Have fun with flower fashion trends
Face it. Everyone needs an artistic outlet. Today, many are finding that "messing around with flowers" is a fun and readily accessible art form. The necessary art supplies can be as simple as seasonal cut flowers, some sort of vase or container, a sharp knife and water from the tap. The necessary skills boil down to one - the simple ability to choose what you like and what you don't.
When you're done messing around, chances are you'll have something worthy of being called "a flower arrangement."
The secret to success is attitude: have fun. Don't worry about the results. No matter what you do, the flowers will be beautiful. Besides, it's only temporary art! While playing, you may be surprised to find how relaxing it is to tinker with flowers. It's all about balance, color, form, texture and whatever.
Following the Fashion Trends
Creating a floral masterpiece is easy, so long as you define the term loosely and keep things personal. The beauty is that each arrangement lasts only a week or two. You have plenty of opportunities to start again and try something new.
What's more, given today's floral fashion trends, it may be easier than you think to come up with a crowd pleaser. The hottest floral trends from Europe offer enticing ideas for would-be floral fashioners.
What's Hot Now
"Two major floral trends dominate right now - and they're direct opposites. You could call them Sublime Simplicity and Extreme Combinations," says Mieke Stap, a floral design expert and trend guru for the International Flower Bulb Center in Holland. Stap oversees international floral design photo shoots in 15 countries around the world each year.
The two trends, says Stap, lend themselves to an amateur's unbridled creativity and experimentation.
"Sublime Simplicity is soothing, featuring single-color combinations. This look emerged in the late '90s and continues to get stronger," explains Stap. "This look is subtle, calm and pretty. Think of pink-on-pink mixes of color-related tulips and Persian buttercups," she says.
To employ the simplicity theme, only one color choice is necessary. The rest of the choices for the arrangement revolve around flower shapes, textures and how they are arranged in the vase of one's choice.
Extreme Combinations are energizing looks - bright, shiny, chaotic and high contrast," recounts Stap. "This look is creeping into fashion now, it's cutting edge, part of the new design world evolving in the new Millennium."
There are two ways to achieve Extreme Combinations, she says. You can mix wildly different flowers together in one "blow-out bouquet" or you can place vivid single color arrangements into jarring, high contrast settings.

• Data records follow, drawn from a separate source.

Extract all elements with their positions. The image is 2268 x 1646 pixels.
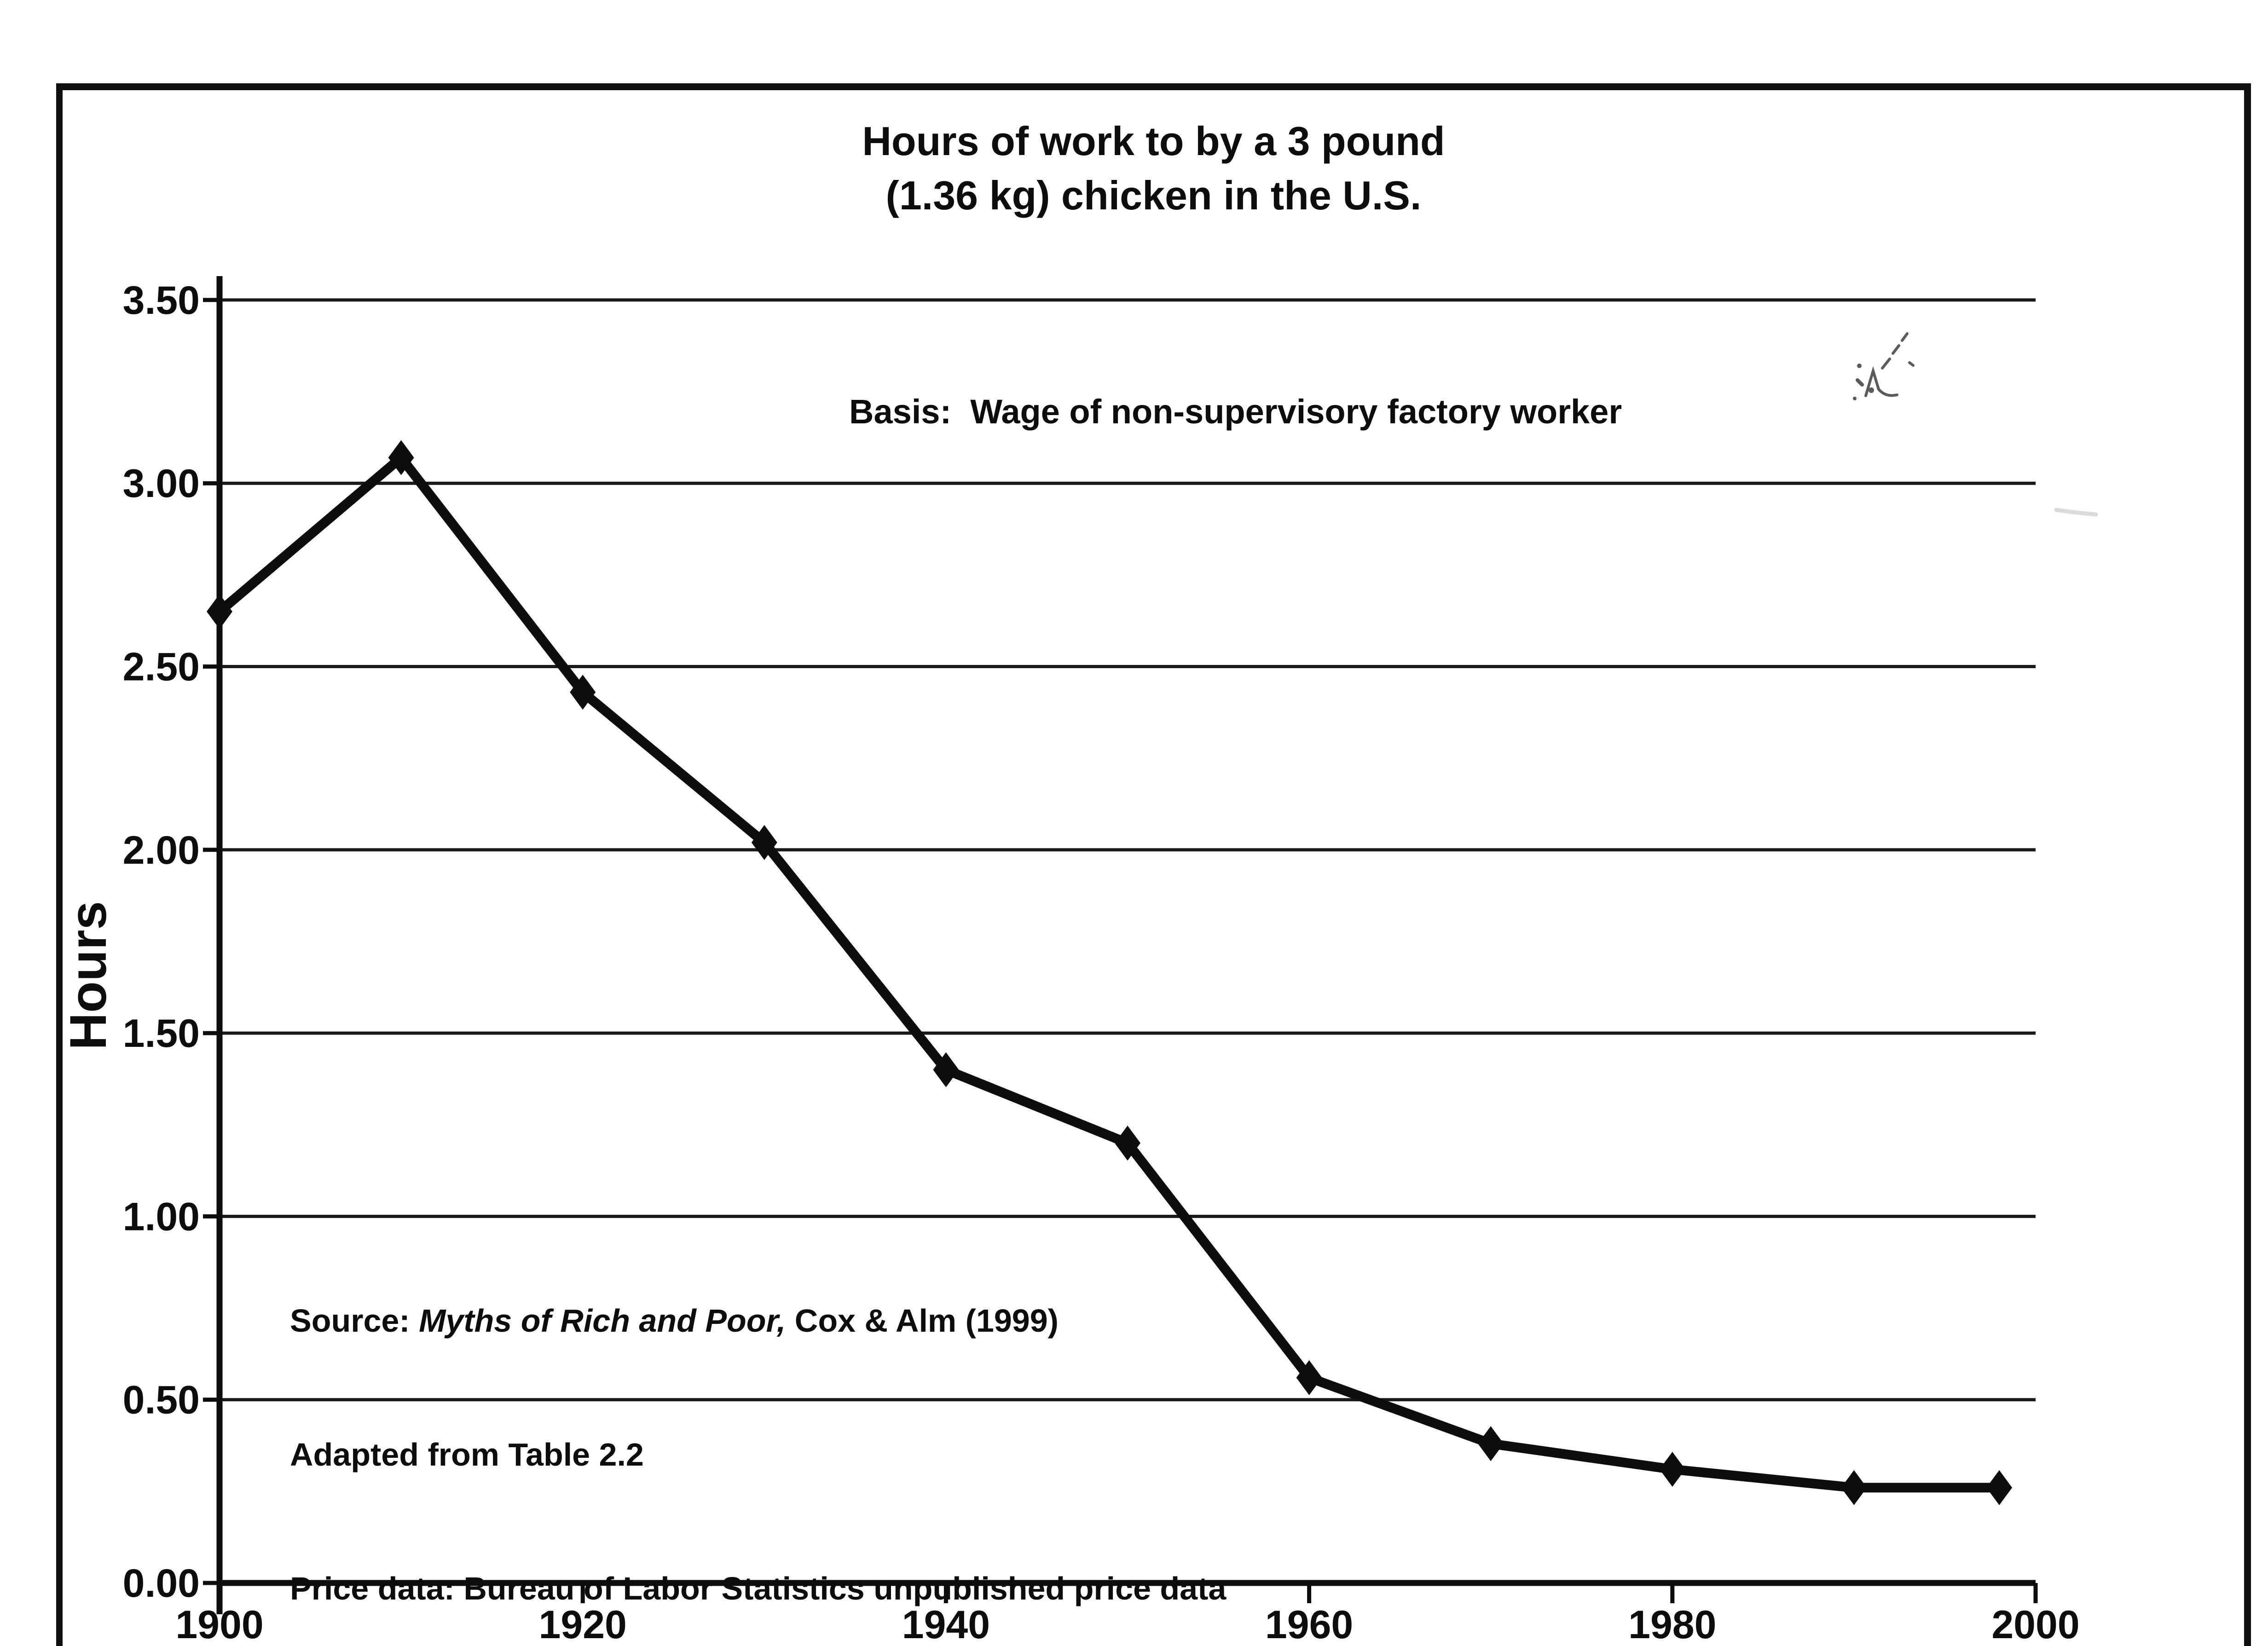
y-tick-label: 2.50 bbox=[123, 645, 200, 689]
y-tick-label: 0.00 bbox=[123, 1561, 200, 1606]
x-tick-label: 1960 bbox=[1265, 1603, 1353, 1646]
x-tick-label: 1940 bbox=[902, 1603, 990, 1646]
y-tick-label: 3.50 bbox=[123, 278, 200, 323]
y-tick-label: 0.50 bbox=[123, 1378, 200, 1422]
source-book-title: Myths of Rich and Poor, bbox=[419, 1303, 786, 1339]
y-tick-label: 2.00 bbox=[123, 828, 200, 872]
x-tick-label: 1900 bbox=[175, 1603, 263, 1646]
y-tick-label: 1.50 bbox=[123, 1011, 200, 1056]
source-note: Source: Myths of Rich and Poor, Cox & Al… bbox=[290, 1209, 1226, 1646]
x-tick-label: 1980 bbox=[1628, 1603, 1716, 1646]
x-tick-label: 2000 bbox=[1991, 1603, 2079, 1646]
y-tick-label: 1.00 bbox=[123, 1195, 200, 1239]
source-line-2: Adapted from Table 2.2 bbox=[290, 1437, 644, 1473]
chart-title-line2: (1.36 kg) chicken in the U.S. bbox=[885, 173, 1422, 218]
scan-artifact-smudge bbox=[2054, 508, 2098, 517]
data-point-marker bbox=[1986, 1470, 2013, 1505]
y-tick-label: 3.00 bbox=[123, 462, 200, 506]
data-point-marker bbox=[207, 594, 232, 630]
source-line-3: Price data: Bureau of Labor Statistics u… bbox=[290, 1571, 1227, 1606]
data-point-marker bbox=[570, 675, 596, 710]
y-axis-title: Hours bbox=[59, 901, 117, 1050]
gridlines bbox=[220, 298, 2036, 1402]
data-point-marker bbox=[388, 440, 414, 475]
chart-title-line1: Hours of work to by a 3 pound bbox=[862, 118, 1445, 164]
data-point-marker bbox=[1478, 1426, 1504, 1461]
basis-annotation: Basis: Wage of non-supervisory factory w… bbox=[849, 393, 1622, 431]
data-point-marker bbox=[1115, 1126, 1140, 1161]
x-axis: 1900 1920 1940 1960 1980 2000 bbox=[175, 1580, 2080, 1646]
page-border bbox=[56, 83, 2251, 1646]
data-point-marker bbox=[933, 1052, 959, 1087]
source-authors: Cox & Alm (1999) bbox=[786, 1303, 1059, 1339]
data-point-marker bbox=[1841, 1470, 1867, 1505]
data-point-marker bbox=[1659, 1452, 1685, 1487]
data-series bbox=[207, 440, 2013, 1505]
source-prefix: Source: bbox=[290, 1303, 419, 1339]
scan-artifact-scribble bbox=[1853, 332, 1915, 400]
chart-title: Hours of work to by a 3 pound (1.36 kg) … bbox=[56, 114, 2251, 223]
data-point-marker bbox=[1296, 1360, 1322, 1395]
data-point-marker bbox=[751, 825, 777, 860]
series-line bbox=[214, 452, 2004, 1493]
y-axis: 0.00 0.50 1.00 1.50 2.00 2.50 3.00 3.50 bbox=[123, 276, 223, 1614]
x-tick-label: 1920 bbox=[539, 1603, 627, 1646]
source-line-1: Source: Myths of Rich and Poor, Cox & Al… bbox=[290, 1299, 1226, 1343]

"You might mix orange, hot pink and yellow flowers in one arrangement. Or, you could place a single-color bouquet of searing orange tulips into a room with hot pink walls and yellow curtains. Either way, the overall effect is totally discordant - energizing."
While there are no longer any hard and fast rules that dictate what makes a good flower arrangement, there are some timeless classic design tips. A familiarity with the rules can not only help you understand today's trends in floral design, they can provide a foundation upon which to build your own artistic vision.
Professional flower arrangers have long been taught that the vase should occupy one-third of the arrangement and the flowers two-thirds to create the most pleasing balance.
Still, flaunting that lesson, today's arrangements often invert that proportion (with more bottom and less top), or throw it out the window entirely in creations where the flowers are as short or shorter than the vase. Some arrangements are even created inside a clear glass vase, with nothing peaking over the rim.
If clear vases make a perfect vessel for "flowers under glass," dark dense pots or vases are just the thing for secreting flowers within. Try this for its surprise effect. The idea is to view flowers from above, whether the container is placed on a low coffee table, a dinner table or even the floor.
Choose a broad stone bowl, silver pitcher or trophy, or even large imported food cans (painted Chinese and Italian cans are particularly pretty). Pour a few inches of water into the vessel itself or into a small glass vase placed within. Now add the flowers, standing upright, peeking up to be viewed from above. The effect is fun - and charming. Here, simplicity rules - use only one kind of flower, all one color.
Sticks and stones, bamboo, seashells, twigs, vines, odd leaves, wire, string, berries, nuts and fruit. These are just a few of the things, natural and not, that can help bring a floral creation to life while adding a bit of life of their own. Found objects added to an arrangement can provide structural support and visual interest.
In the end, whatever you do - and it can be as simple as unwrapping a bunch of flowers and plunking them right into a vase! - the true aim is to have fun with cut flowers. What's creative and pleasing is what works for you. It's not your living, after all. It's just your living art. Have fun with it!